Amazing, through all of this, my son was in high spirits, hamming it up for the police officers. We spent most of the time in my husband’s office where the break in occurred. He got hold of a gavel my husband kept in his office and proceeded to bang it on daddy’s desk. He then looked at all of us and asked, “Did you bang the gavel?” I advised him to assert the 5th and tried to redirect his interest.
My son has special needs. Sometimes, he can be annoying. I worry about every little thing concerning him. Yet, he is still, overwhelmingly, a joy and a half. He and I have fun. There is love and innocence and honesty.
My momhood has taken me away a lot from the stark contrast of a career built on argument and exposing lies, corruption, hate and discrimination. A career in which my protagonist was severely injured. A career where someone, through irresponsibility of others, had lost their life and that loss left deep, irreversible scars.
I have mostly stepped out of that war room to fighting a different kind of battle.

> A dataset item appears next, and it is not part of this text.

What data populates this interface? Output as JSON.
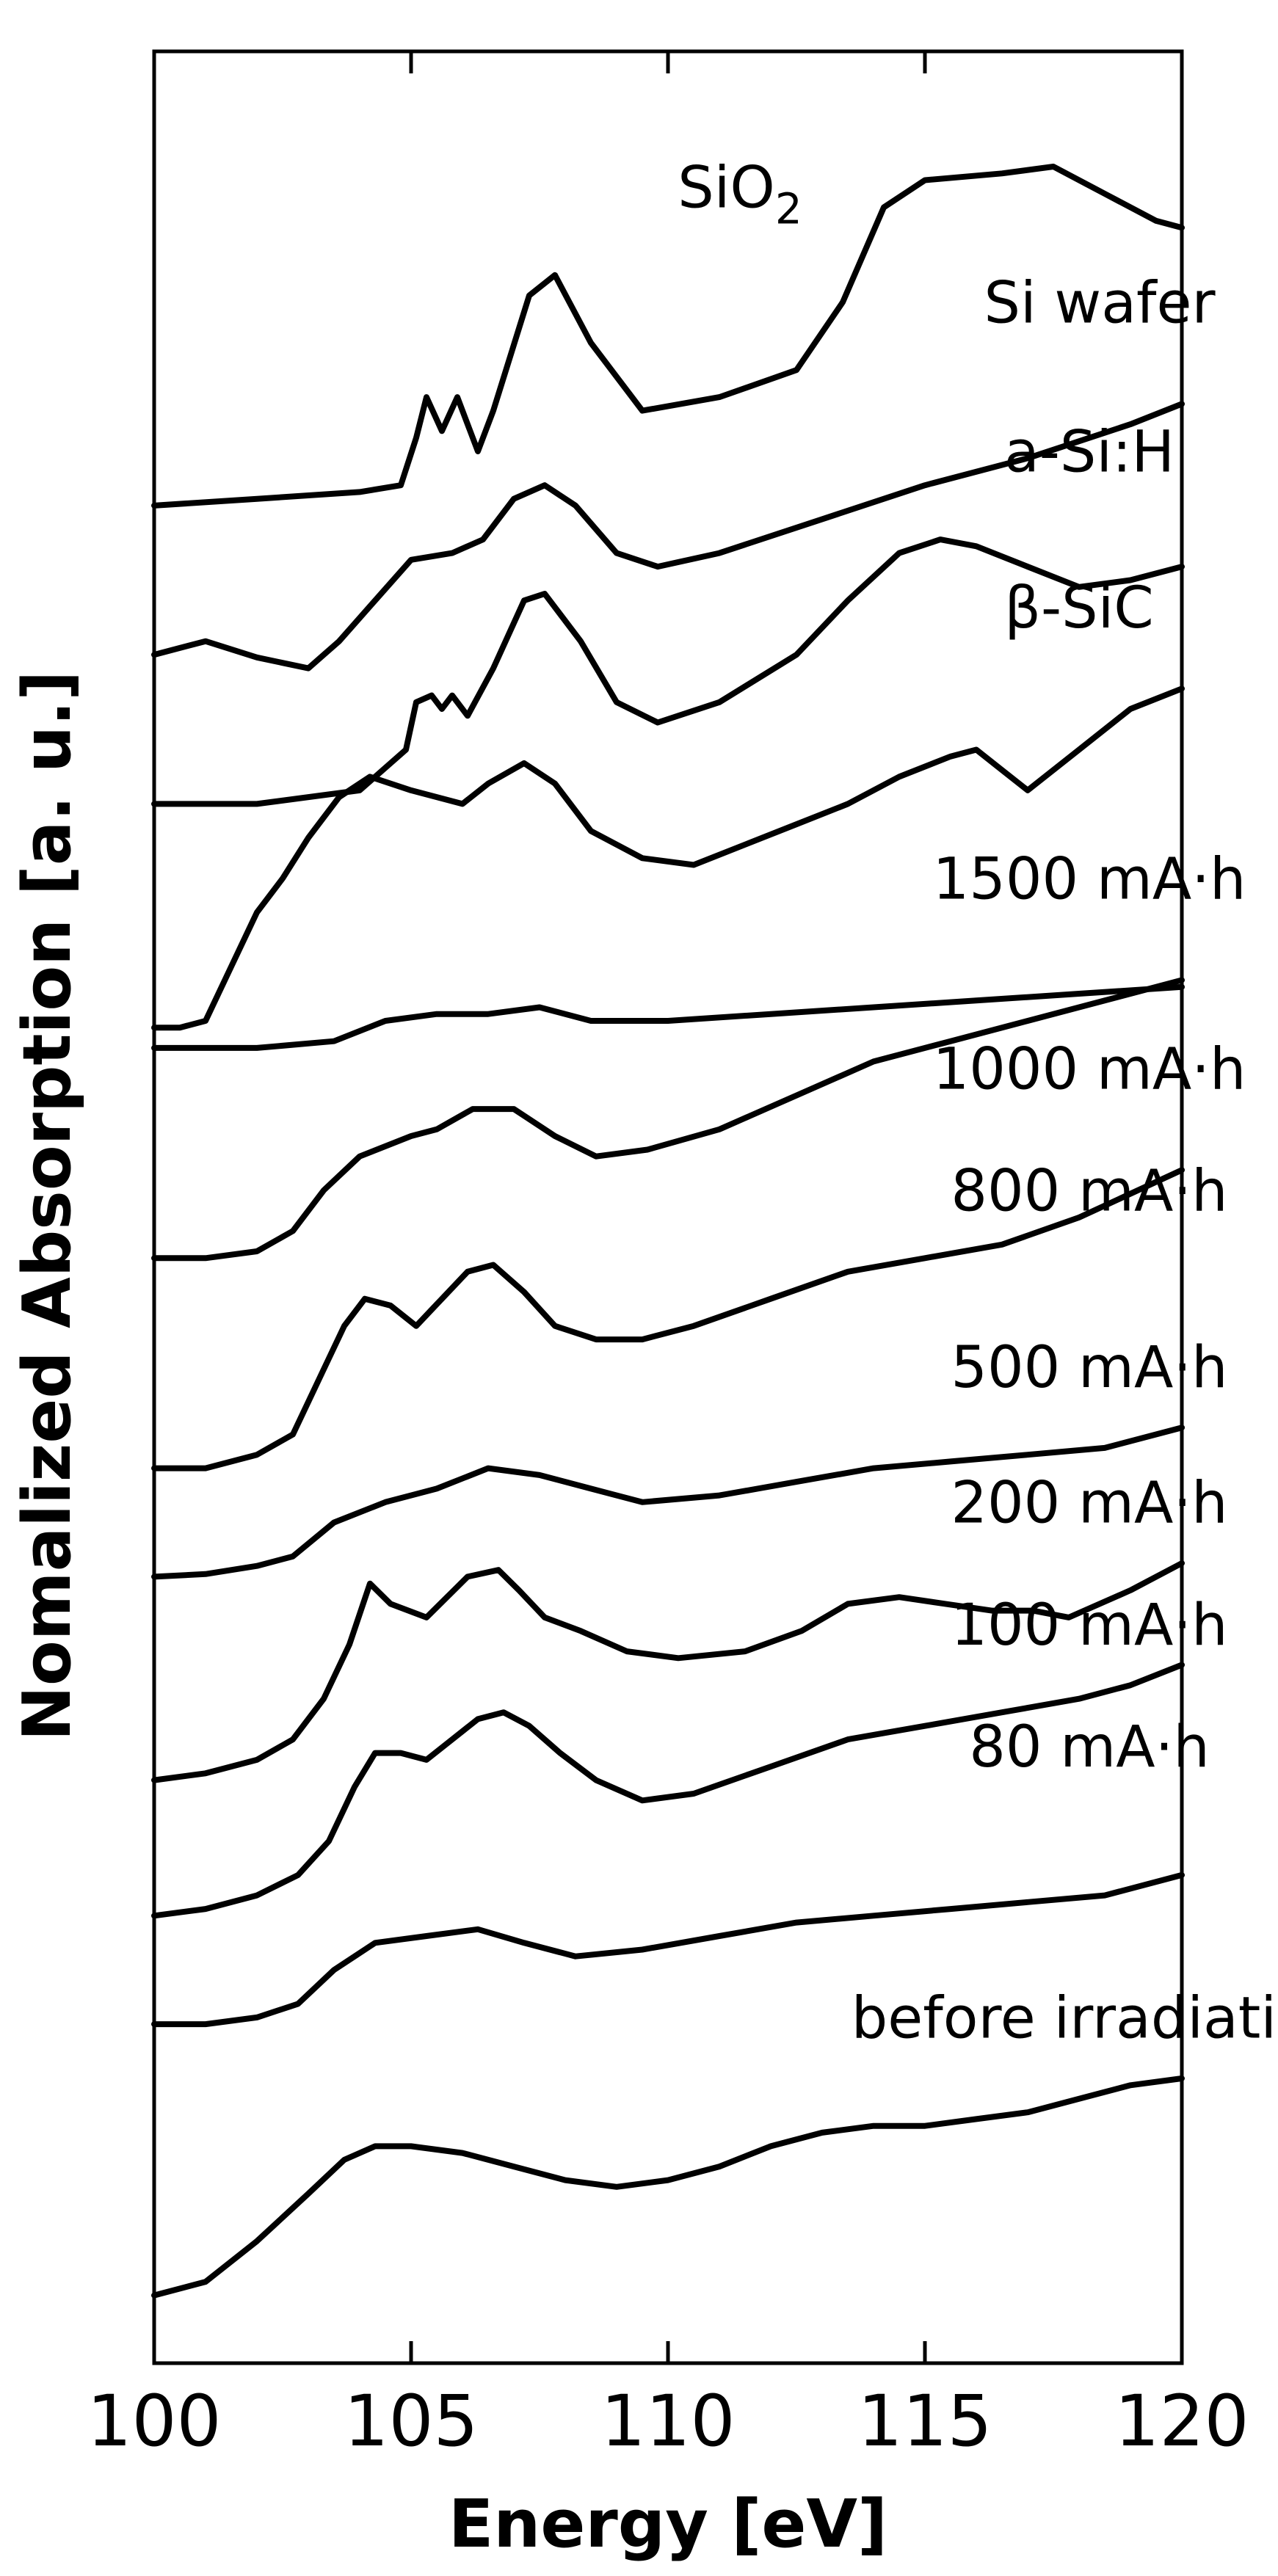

In this battle, the protagonist is an innocent child. I will try my best to keep him from being exposed to the fights I have daily to get him everything he needs to grow and flourish. This is not an ugly kind of war. It is, in fact, a beautiful career path.
While one road I knew, becomes overgrown, as I travel there less and less, the other becomes familiar territory. This new road is the one I can cherish for the rest of my days.